I have three questions regarding this example in Durret:
"Our last example shows that measurability is important or maybe that some of the axioms of set theory are not as innocent as they seem.
Example 1.7.8. By the axiom of choice and the continuum hypothesis one can define an order relation <' on (0,1) so that {x : x <' y} is countable for each y. Let X = Y = (0, 1), let A = B = the Borel sets and µ1 = µ2 = Lebesgue measure. Let f(x, y) = 1 if x <' y, = 0 otherwise. Since {x : x <'y} and $\{y : x <'y\}^{c}$ are countable,
$\int_X f(x, y) µ1(dx)=0 \ \ \ \ for\ all \ y$
$\int_Y f(x, y) µ2(dy)=1 \ \ \ \ for\ all \ x$"

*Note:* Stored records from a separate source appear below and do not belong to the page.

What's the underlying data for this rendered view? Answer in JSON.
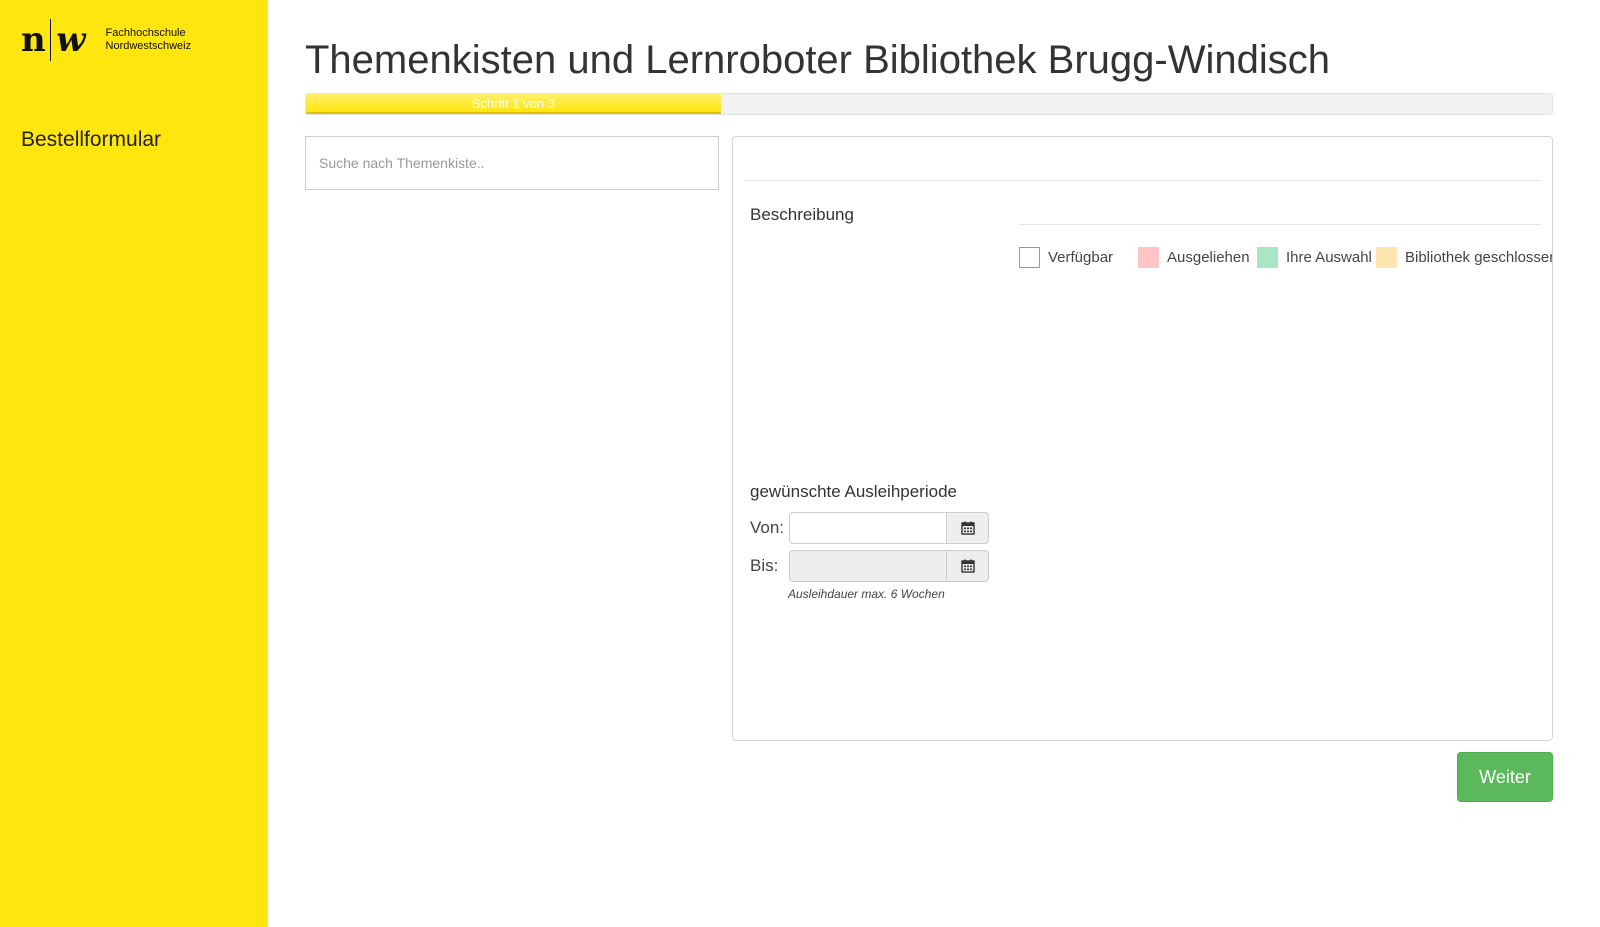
{
  "sidebar": {
    "logo": {
      "mark_left": "n",
      "mark_right": "w",
      "line1": "Fachhochschule",
      "line2": "Nordwestschweiz"
    },
    "title": "Bestellformular",
    "background_color": "#ffe60f"
  },
  "header": {
    "title": "Themenkisten und Lernroboter Bibliothek Brugg-Windisch"
  },
  "progress": {
    "label": "Schritt 1 von 3",
    "percent": 33.3,
    "color": "#ffe60f"
  },
  "search": {
    "placeholder": "Suche nach Themenkiste..",
    "value": ""
  },
  "details": {
    "description_heading": "Beschreibung",
    "legend": [
      {
        "label": "Verfügbar",
        "color": "#ffffff"
      },
      {
        "label": "Ausgeliehen",
        "color": "#ffc4c4"
      },
      {
        "label": "Ihre Auswahl",
        "color": "#a8e6c6"
      },
      {
        "label": "Bibliothek geschlossen",
        "color": "#ffe6b0"
      }
    ],
    "period": {
      "heading": "gewünschte Ausleihperiode",
      "from_label": "Von:",
      "from_value": "",
      "to_label": "Bis:",
      "to_value": "",
      "calendar_icon": "calendar-icon",
      "hint": "Ausleihdauer max. 6 Wochen"
    }
  },
  "actions": {
    "next_label": "Weiter",
    "next_color": "#5cb85c"
  }
}
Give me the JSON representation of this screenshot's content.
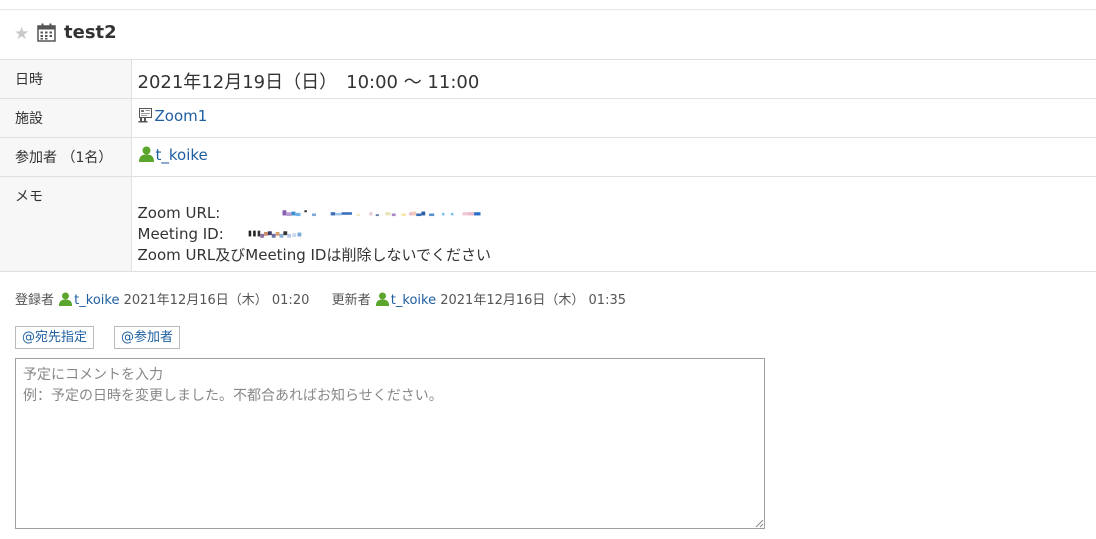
{
  "title": "test2",
  "rows": {
    "datetime": {
      "label": "日時",
      "value": "2021年12月19日（日）　10:00 〜 11:00"
    },
    "facility": {
      "label": "施設",
      "value": "Zoom1"
    },
    "participants": {
      "label": "参加者 （1名）",
      "value": "t_koike"
    },
    "memo": {
      "label": "メモ",
      "zoom_url_label": "Zoom URL:",
      "meeting_id_label": "Meeting ID:",
      "note": " Zoom URL及びMeeting IDは削除しないでください"
    }
  },
  "meta": {
    "registered_label": "登録者",
    "registered_user": "t_koike",
    "registered_at": "2021年12月16日（木） 01:20",
    "updated_label": "更新者",
    "updated_user": "t_koike",
    "updated_at": "2021年12月16日（木） 01:35"
  },
  "mentions": {
    "recipient": "@宛先指定",
    "participants": "@参加者"
  },
  "comment": {
    "placeholder": "予定にコメントを入力\n例：予定の日時を変更しました。不都合あればお知らせください。"
  },
  "colors": {
    "link": "#1f5fa0",
    "user_icon": "#5aa52c",
    "label_bg": "#f7f7f7"
  }
}
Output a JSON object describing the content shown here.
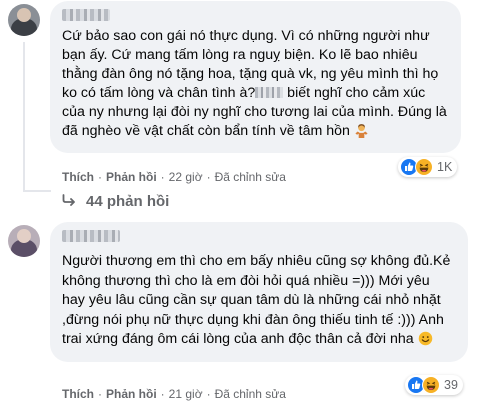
{
  "comments": [
    {
      "paragraph_before": "Cứ bảo sao con gái nó thực dụng. Vì có những người như bạn ấy. Cứ mang tấm lòng ra nguỵ biện. Ko lẽ bao nhiêu thằng đàn ông nó tặng hoa, tặng quà vk, ng yêu mình thì họ ko có tấm lòng và chân tình à?",
      "paragraph_after": " biết nghĩ cho cảm xúc của ny nhưng lại đòi ny nghĩ cho tương lai của mình. Đúng là đã nghèo về vật chất còn bẩn tính về tâm hồn ",
      "end_emoji": "person-shrugging-emoji",
      "reaction_count": "1K",
      "reactions": [
        "like",
        "haha"
      ],
      "actions": {
        "like": "Thích",
        "reply": "Phản hồi",
        "time": "22 giờ",
        "edited": "Đã chỉnh sửa"
      }
    },
    {
      "text": "Người thương em thì cho em bấy nhiêu cũng sợ không đủ.Kẻ không thương thì cho là em đòi hỏi quá nhiều =))) Mới yêu hay yêu lâu cũng cần sự quan tâm dù là những cái nhỏ nhặt ,đừng nói phụ nữ thực dụng khi đàn ông thiếu tinh tế :))) Anh trai xứng đáng ôm cái lòng của anh độc thân cả đời nha ",
      "end_emoji": "smiling-face-emoji",
      "reaction_count": "39",
      "reactions": [
        "like",
        "haha"
      ],
      "actions": {
        "like": "Thích",
        "reply": "Phản hồi",
        "time": "21 giờ",
        "edited": "Đã chỉnh sửa"
      }
    }
  ],
  "replies_label": "44 phản hồi",
  "colors": {
    "bubble": "#f0f2f5",
    "secondary_text": "#65676b",
    "like_blue": "#1877f2",
    "haha_yellow": "#f7b125"
  }
}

- How can we define an order relation like $<'$ on $(0,1)$ that $\{x:x<'y\}$ is countable for each y?(any example)
- why isn't $\{x:x<'y\}$ a Borel set?
- When f is not a measurable function, Is looking at this example as a counterexample meaningful? the integral on $\mu1\times\mu2$ measure is not even defined.
Here also is the image of the example:
https://i.stack.imgur.com/714Cm.png
I really appreciate your help.(Sorry if this looks easy I'm new to Real analysis!)